Dressel, Elisabeth: Familienbuch Hirschfeld (Kreis Zwickau/Sachsen) ca. 1530 bis ca. 1870. Personen und Familien in Hirschfeld und Wolfersgrün sowie Amtshandlungen Auswärtiger in den Hirschfelder Kirchenbüchern. Teil 1 (A-L). Teil 2 (M-Z). Jena 2001. 4575 Familien, 1161 Seiten. 20,5 x 14,5 cm. Broschur (= Mitteldeutsche Ortsfamilienbücher der AMF 7).

Erneut erfährt die von der AMF herausgegebene Reihe mit diesem siebten Buch eine deutliche qualitative Steigerung. Das ist ein echtes Ortsfamilienbuch, d. h. die Familien und Personen sind miteinander verknüpft, das Schriftbild der Seiten ist sehr gut lesbar und übersichtlich. Bei der Dateneingabe und –kontrolle handelt es sich um eine bewunderungswürdige und eindrucksvolle Fleißarbeit von Frau Dressel in Hamburg, denn „Hirschfeld“ übertrifft schon in der Anzahl der Familien alles, was bisher in Mitteldeutschland an vergleichbaren Arbeiten zum Druck gebracht worden ist.

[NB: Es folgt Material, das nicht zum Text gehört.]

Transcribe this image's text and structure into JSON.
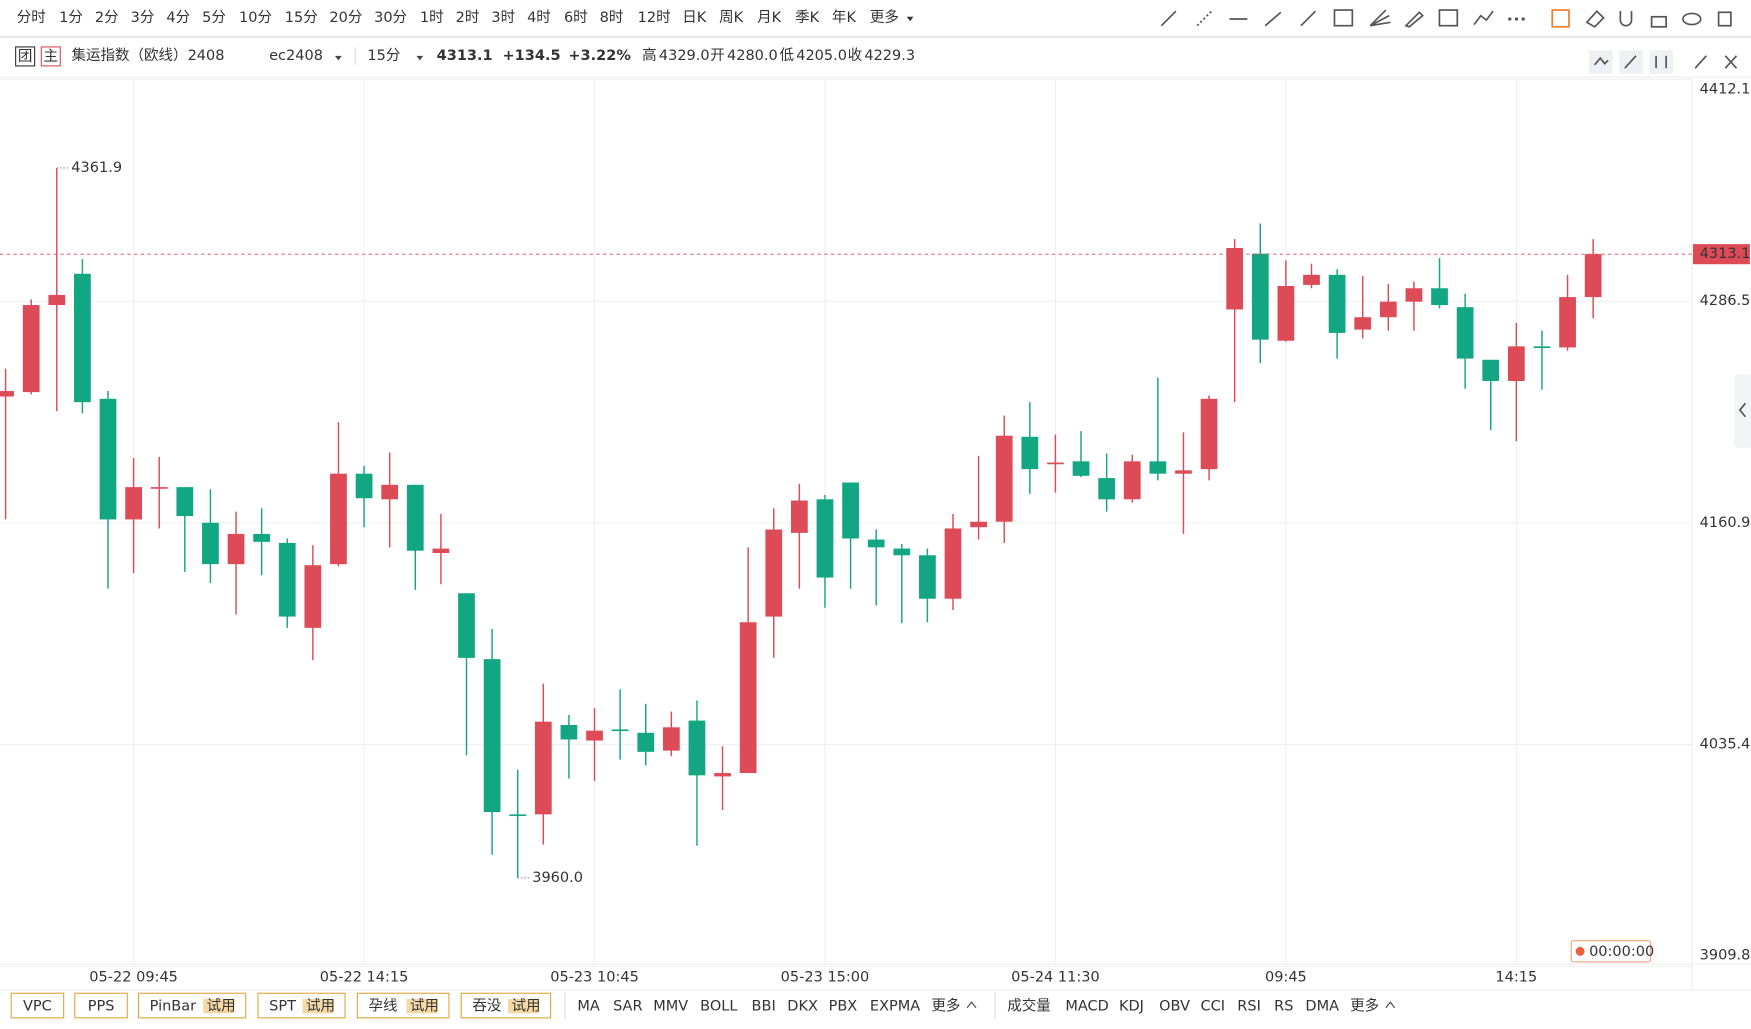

Bei Hirschfeld und Wolfersgrün haben wir den seltenen Fall vor uns, daß unabhängig voneinander zwei sehr erfahrene Genealogen, Karl Lorenz und Johannes Gündel, die Daten der Kirchgemeinde familienweise zusammengestellt haben. Gündel mag dabei zwar in einer Spätphase seiner Arbeit festgestellt haben, daß Lorenz in seiner Kirchberg-Kartei auch schon Daten von Hirschfeld mit eingearbeitet hatte, aber dennoch hat Gündel noch einmal alles selbständig bearbeitet. Bei Zehntausenden von Daten gibt es zwischen den beiden familienweisen Verkartungen reichlich 300 Abweichungen. Das ist bei weit ins 16. Jh. zurückreichenden Daten eine Größenordnung, die nur noch durch die sorgfältige Einbeziehung der Daten in den Gerichtshandelsbüchern zu unterbieten oder zu korrigieren ist. Und auch diese ergänzende Arbeit hat Frau Dressel mit Unterstützung von Herrn Rudolf Bagehorn in Neumark für die problematischen Fälle noch geleistet. Da die familienweise Verkartung eine größere Arbeit ist als die Dateneingaben für die Druckfassung, wäre es eine Geste gegenüber denen gewesen, die vorangegangen sind, wenn Frau Dressel Lorenz und Gündel posthum als Mitverfasser eingesetzt hätte (So wie wir es in der Deutschen Zentralstelle für Genealogie beim Ortsfamilienbuch Schwarzbach mit Waldus Nestler gemacht haben.) Mit so einer Geste vergibt man sich nichts, aber es ist eine Ermessensfrage.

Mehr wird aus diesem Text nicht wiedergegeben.